Angela Gordon in The Times [£]: "During the newspaper’s bicentenary celebrations in 1985, I remember the Queen came to visit The Times and there was a terrific hullabaloo because in discussions with Paul Routledge, the Labour editor, she suggested the miners’ strike was down to one man — Arthur Scargill. Paul demurred. This was picked up and all hell broke loose. I later recall being in the editor’s office where I saw a telegram from Buckingham Palace saying the Queen had apologised to Scargill. I realised it was top secret and never told a soul. It would have been a sensational story. I reckon I can reveal it now under the 30-year rule."
Guardian readers' editor Paul Chadwick in the paper's Open door column on Jeremy Corbyn and 'traingate': "The video of Jeremy Corbyn sitting on the floor of a train, disclosed exclusively online on 16 August, was mistakenly treated by the Guardian more as freelance journalism than what it actually was: a kind of gonzo news release by two Corbyn supporters...The Guardian was told at the outset that Corbyn had obtained a seat during his journey, but the information was not included in the news report which accompanied the video...Although the Guardian did not intend to mislead readers, that was the effect for some time. Its pre-publication checks and balances failed in some respects. Post-publication, it was not quick enough to fix what it could, and to explain."
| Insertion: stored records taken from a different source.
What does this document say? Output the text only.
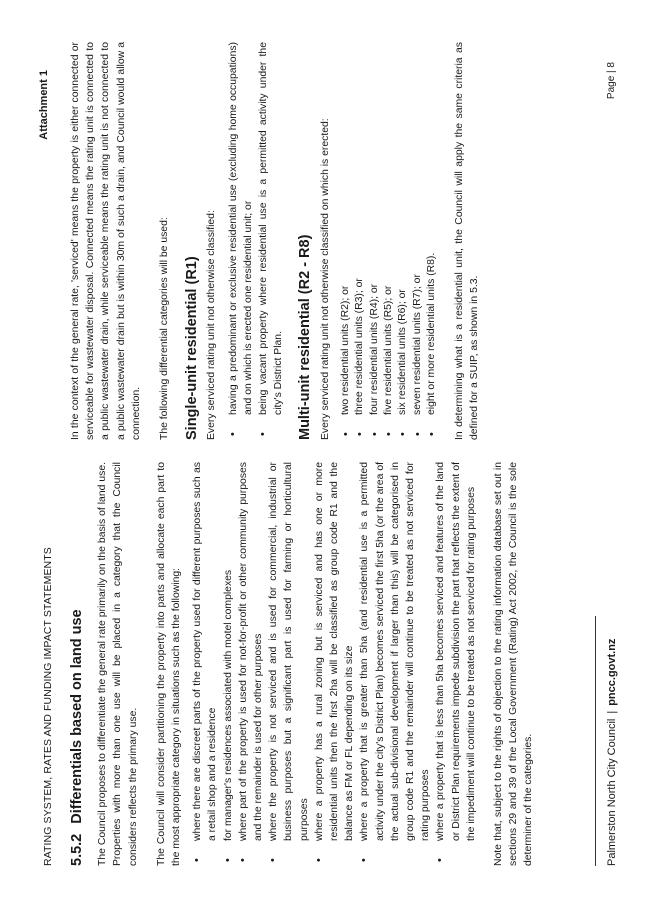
RATING SYSTEM, RATES AND FUNDING IMPACT STATEMENTS
Attachment 1
5.5.2Differentials based on land use The Council proposes to differentiate the general rate primarily on the basis of land use. Properties with more than one use will be placed in a category that the Council considers reflects the primary use. The Council will consider partitioning the property into parts and allocate each part to the most appropriate category in situations such as the following: • where there are discreet parts of the property used for different purposes such as a retail shop and a residence • for manager's residences associated with motel complexes • where part of the property is used for not-for-profit or other community purposes and the remainder is used for other purposes • where the property is not serviced and is used for commercial, industrial or business purposes but a significant part is used for farming or horticultural purposes • where a property has a rural zoning but is serviced and has one or more residential units then the first 2ha will be classified as group code R1 and the balance as FM or FL depending on its size • where a property that is greater than 5ha (and residential use is a permitted activity under the city's District Plan) becomes serviced the first 5ha (or the area of the actual sub-divisional development if larger than this) will be categorised in group code R1 and the remainder will continue to be treated as not serviced for rating purposes • where a property that is less than 5ha becomes serviced and features of the land or District Plan requirements impede subdivision the part that reflects the extent of the impediment will continue to be treated as not serviced for rating purposes Note that, subject to the rights of objection to the rating information database set out in sections 29 and 39 of the Local Government (Rating) Act 2002, the Council is the sole determiner of the categories.

In the context of the general rate, 'serviced' means the property is either connected or serviceable for wastewater disposal. Connected means the rating unit is connected to a public wastewater drain, while serviceable means the rating unit is not connected to a public wastewater drain but is within 30m of such a drain, and Council would allow a connection. The following differential categories will be used: Single-unit residential (R1) Every serviced rating unit not otherwise classified: • having a predominant or exclusive residential use (excluding home occupations) and on which is erected one residential unit; or • being vacant property where residential use is a permitted activity under the city's District Plan. Multi-unit residential (R2 - R8) Every serviced rating unit not otherwise classified on which is erected: • two residential units (R2); or • three residential units (R3); or • four residential units (R4); or • five residential units (R5); or • six residential units (R6); or • seven residential units (R7); or • eight or more residential units (R8). In determining what is a residential unit, the Council will apply the same criteria as defined for a SUIP, as shown in 5.3.

Palmerston North City Council|pncc.govt.nz
Page | 8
Simon Kuper in the Financial Times: "Unfortunately, the year I became a journalist, Microsoft produced its first web browser, Internet Explorer. Suddenly you could go online and find out almost anything for free without buying a paper. The number of journalists has been shrinking since, and most new jobs are for 25-year-olds willing to work for peanuts. My people are going extinct like dodos or factory workers. For now I’m hanging on, still on the island, grazing on one of the last patches of grass, but the waters are rising around me. One day my children will say: 'My dad was a content provider. He worked for an app called FT, I think'.”
The Guardian in a leader: "Mahmood built his career as the 'Fake Sheikh' of Sunday tabloid stings in the grey area between that which is in the public interest and that which interests the public. That distinction is not often interrogated enough in newsrooms when handling a 'good' story, which might be a commercial judgment before it is an ethical one."
Peter Preston in the Observer: "Not all Mahmood’s yarns were worthless tat. Think cricket match-fixing for one. Stings have a place in the history of newspaper investigation that can’t be gainsaid – and shouldn’t be regulated out of existence."
The Mail in a leader: "The BBC — which is now bitterly regretting its admirable impartiality during the referendum and has returned to type — is leading the Remain charge. Quite why it devotes so much airtime to the embittered pro-EU ramblings of the wet-behind-the-ears ex-Tory ministers Nicky Morgan and Anna Soubry, only it knows. For the Mail’s part, we know both women were unceremoniously sacked by Mrs May in July and have axes to grind."
Hugo Rifkind in The Times [£] on working on the paper's gossip diary:"You never truly stop being a diarist, though. It puts you in a tribe. Diarists are the journalists of journalism; the people hacks regard with all the wary disdain with which the rest of the world regard hacks themselves. I’m proud as anything of having run a diary, and in a way that will perhaps make absolutely no sense to anybody who never has. I don’t miss it, though. Not even a bit."
Tim Montgomerie ن @montie on Twitter: "Thank goodness for newspapers and investigative reporting. @NYTimes found Trump's old tax return and @WashingtonPost this video."
Newsquest editor quoted by the NUJ ahead of strike in South London: "The entire newsroom is at breaking point; stressed, overworked, underpaid and completely demoralised. Newsquest's response to this is to cut staffing levels further. I am appalled by the company's complete disregard for the health and well-being of its employees, indifference towards quality or public-interest journalism, and lack of respect for readers and advertisers, who Newsquest simply hope will not realise the dwindling amount of relevant local content that is published in its papers. I can no longer work for a so-called news organisation that sees its journalism as nothing more than, in the words of one senior manager, 'information to sell adverts'."